Baltimore-based money management firm T. Rowe Price reported 2014 earnings of $1.2 billion, up 17 percent over the year before, but the company's president cautioned that investors should temper their expectations for the market this year.
Assets managed by Price were $746.8 billion for the end of 2014, up nearly 8 percent over the year before but partially offset by cash outflows of $8.1 billion from investment portfolios other than its mutual funds. Cash flows in and out of its funds were up $3.7 billion for the year but down $5.1 billion for the fourth quarter of 2014.
James A.C. Kennedy, Price's president and CEO, called the company's performance "outstanding," though he noted the cash flows were "erratic." He said he was pleased with the performance of the firm's mutual funds, of which 73 percent outperformed averages for 2014 and 80 percent outperformed averages for a five-year period.
"These are pretty phenomenal numbers and they remain strong," Kennedy said.
Some cash outflows were the result of institutional investors' reallocating their funds, he said. "We continue to win and our business pipeline continues to be strong but the redemptions continue to pick up institutionally."
For the quarter ended Dec. 31, earnings were up about 10 percent to $315.9 million, or $1.18 a share. Assets under management increased about 2 percent from the end of the third quarter. The cash outflows for the quarter disappointed analysts.
"It's really not what you historically expect out of this really champion growth-stock manager," said Jonathan Casteleyn, an analyst with investment research firm Hedgeye.
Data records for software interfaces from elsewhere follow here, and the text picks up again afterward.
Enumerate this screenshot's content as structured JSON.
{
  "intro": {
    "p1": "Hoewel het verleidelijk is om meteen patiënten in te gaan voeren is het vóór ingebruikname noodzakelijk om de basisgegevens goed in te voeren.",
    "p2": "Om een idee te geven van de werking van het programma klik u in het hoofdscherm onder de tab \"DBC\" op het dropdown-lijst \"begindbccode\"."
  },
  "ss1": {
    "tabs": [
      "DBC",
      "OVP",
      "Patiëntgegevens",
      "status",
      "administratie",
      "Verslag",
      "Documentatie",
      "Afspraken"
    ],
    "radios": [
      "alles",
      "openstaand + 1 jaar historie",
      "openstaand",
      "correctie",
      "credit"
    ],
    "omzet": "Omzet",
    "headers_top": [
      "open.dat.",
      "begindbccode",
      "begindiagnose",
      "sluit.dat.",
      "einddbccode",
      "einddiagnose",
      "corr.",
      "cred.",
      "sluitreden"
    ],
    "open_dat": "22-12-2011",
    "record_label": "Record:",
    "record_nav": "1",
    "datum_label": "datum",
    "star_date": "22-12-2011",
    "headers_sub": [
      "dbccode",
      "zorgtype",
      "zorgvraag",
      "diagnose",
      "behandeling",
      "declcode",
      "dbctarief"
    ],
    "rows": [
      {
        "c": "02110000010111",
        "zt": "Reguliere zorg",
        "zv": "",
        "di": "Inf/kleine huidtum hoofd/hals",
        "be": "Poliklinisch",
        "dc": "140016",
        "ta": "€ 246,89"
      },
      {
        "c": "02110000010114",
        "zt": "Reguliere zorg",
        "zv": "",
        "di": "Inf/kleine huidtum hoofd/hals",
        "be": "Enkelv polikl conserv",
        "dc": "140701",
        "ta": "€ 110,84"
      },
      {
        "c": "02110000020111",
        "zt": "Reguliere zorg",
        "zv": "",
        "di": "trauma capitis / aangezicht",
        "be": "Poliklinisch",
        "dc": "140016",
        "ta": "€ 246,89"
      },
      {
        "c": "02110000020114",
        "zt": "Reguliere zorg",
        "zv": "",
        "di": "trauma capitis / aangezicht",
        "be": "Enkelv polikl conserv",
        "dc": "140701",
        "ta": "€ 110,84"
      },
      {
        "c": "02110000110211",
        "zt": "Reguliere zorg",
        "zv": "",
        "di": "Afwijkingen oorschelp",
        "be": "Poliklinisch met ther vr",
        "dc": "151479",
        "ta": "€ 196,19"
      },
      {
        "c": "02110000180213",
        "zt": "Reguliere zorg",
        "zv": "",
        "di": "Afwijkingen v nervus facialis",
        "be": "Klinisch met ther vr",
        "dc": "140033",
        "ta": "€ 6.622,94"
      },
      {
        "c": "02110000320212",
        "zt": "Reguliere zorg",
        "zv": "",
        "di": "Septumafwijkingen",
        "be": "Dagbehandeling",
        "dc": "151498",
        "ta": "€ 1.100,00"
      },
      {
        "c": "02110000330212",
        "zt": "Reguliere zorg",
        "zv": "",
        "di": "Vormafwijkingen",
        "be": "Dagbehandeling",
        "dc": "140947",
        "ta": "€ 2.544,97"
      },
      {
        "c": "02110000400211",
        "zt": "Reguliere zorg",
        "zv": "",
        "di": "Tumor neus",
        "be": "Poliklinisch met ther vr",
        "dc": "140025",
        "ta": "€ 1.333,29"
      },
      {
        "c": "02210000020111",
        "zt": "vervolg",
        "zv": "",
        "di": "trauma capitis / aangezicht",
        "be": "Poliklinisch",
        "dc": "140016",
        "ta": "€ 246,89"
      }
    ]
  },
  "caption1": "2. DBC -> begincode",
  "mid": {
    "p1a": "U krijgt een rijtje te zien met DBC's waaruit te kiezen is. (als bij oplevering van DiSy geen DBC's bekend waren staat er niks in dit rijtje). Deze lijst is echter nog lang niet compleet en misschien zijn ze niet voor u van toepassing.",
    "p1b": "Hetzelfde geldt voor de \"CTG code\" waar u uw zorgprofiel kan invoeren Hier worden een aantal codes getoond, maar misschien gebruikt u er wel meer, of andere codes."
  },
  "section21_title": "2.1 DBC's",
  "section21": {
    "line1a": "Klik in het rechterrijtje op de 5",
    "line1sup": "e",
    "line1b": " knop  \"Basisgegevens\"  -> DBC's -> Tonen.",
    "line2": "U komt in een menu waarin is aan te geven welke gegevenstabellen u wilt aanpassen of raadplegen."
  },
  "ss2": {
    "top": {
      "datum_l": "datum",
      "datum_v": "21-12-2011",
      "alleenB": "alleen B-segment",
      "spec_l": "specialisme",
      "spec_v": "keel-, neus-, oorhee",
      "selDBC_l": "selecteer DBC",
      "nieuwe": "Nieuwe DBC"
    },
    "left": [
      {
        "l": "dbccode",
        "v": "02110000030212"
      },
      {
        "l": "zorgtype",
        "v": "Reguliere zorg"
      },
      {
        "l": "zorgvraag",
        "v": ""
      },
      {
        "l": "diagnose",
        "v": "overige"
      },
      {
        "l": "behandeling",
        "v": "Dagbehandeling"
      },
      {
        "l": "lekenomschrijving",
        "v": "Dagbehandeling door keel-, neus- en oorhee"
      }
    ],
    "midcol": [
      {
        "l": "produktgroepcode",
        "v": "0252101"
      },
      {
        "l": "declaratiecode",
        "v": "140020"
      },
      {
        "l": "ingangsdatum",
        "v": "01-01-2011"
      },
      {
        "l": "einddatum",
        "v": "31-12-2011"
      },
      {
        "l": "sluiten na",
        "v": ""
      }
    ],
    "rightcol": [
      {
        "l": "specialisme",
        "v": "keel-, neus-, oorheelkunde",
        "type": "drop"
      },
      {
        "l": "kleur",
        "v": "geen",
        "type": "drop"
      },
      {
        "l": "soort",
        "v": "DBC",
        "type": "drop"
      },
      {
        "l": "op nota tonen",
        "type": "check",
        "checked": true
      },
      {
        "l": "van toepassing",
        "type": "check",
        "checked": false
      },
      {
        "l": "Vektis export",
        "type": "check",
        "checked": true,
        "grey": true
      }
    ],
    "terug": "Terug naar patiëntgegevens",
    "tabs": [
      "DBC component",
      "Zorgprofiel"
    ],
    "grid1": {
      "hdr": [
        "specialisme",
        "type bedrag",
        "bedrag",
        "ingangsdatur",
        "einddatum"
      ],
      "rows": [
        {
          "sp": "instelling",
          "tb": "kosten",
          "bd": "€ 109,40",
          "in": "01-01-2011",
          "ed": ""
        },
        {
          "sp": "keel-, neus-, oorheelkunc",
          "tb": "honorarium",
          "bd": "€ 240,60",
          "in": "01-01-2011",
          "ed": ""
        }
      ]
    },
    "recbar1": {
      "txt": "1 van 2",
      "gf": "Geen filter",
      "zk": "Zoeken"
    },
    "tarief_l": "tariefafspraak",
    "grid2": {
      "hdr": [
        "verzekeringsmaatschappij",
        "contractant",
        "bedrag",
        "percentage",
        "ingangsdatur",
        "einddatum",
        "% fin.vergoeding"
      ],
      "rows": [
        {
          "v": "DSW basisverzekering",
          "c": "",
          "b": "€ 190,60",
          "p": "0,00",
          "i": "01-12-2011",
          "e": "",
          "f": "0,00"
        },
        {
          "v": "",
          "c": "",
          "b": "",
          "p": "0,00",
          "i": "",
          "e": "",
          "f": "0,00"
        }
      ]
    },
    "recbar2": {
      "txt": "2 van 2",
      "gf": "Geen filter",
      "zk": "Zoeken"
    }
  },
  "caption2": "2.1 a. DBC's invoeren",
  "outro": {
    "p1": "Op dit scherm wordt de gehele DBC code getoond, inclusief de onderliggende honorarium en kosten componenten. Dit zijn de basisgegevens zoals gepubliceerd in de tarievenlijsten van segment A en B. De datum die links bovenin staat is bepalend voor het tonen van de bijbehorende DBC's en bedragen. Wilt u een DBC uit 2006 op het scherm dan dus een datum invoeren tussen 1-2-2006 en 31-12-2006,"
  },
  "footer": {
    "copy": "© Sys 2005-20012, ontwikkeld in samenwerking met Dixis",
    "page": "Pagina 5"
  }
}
There may not be "much they can do" about institutional pension funds' starting to reallocate their money away from stocks, he said, "but it is depressing their ability to generate new inflows."
"These results were pretty soft, it's a little disappointing," Casteleyn said. "But we're talking about the best-run company in the group, so if there's a way to fix it, I'm sure they will."
Price's shares fell 3.3 percent Wednesday to $79.23 each as the broader market declined.
The company continued to hire, with the number of employees up 3.8 percent to 5,870 from the fourth quarter of 2013. Kennedy said the company also planned to spend more on advertising in 2015, potentially around 5 percent.
"The retail investor has become more interested again in investing in the last few years so we've been stepping up our advertising again," Kennedy said.
Abroad, Kennedy said, he was cautiously optimistic that markets in Europe and Japan would improve performance this year, since some countries were stimulating their economies.
But he predicted the strong domestic market growth of the last few years may taper off this year.
"We're in the sixth year of a bull market, we've had three years in a row where the S&P 500 has been up more than 10 percent, so valuations are full," he said. "People should be more subdued in terms of their performance expectations."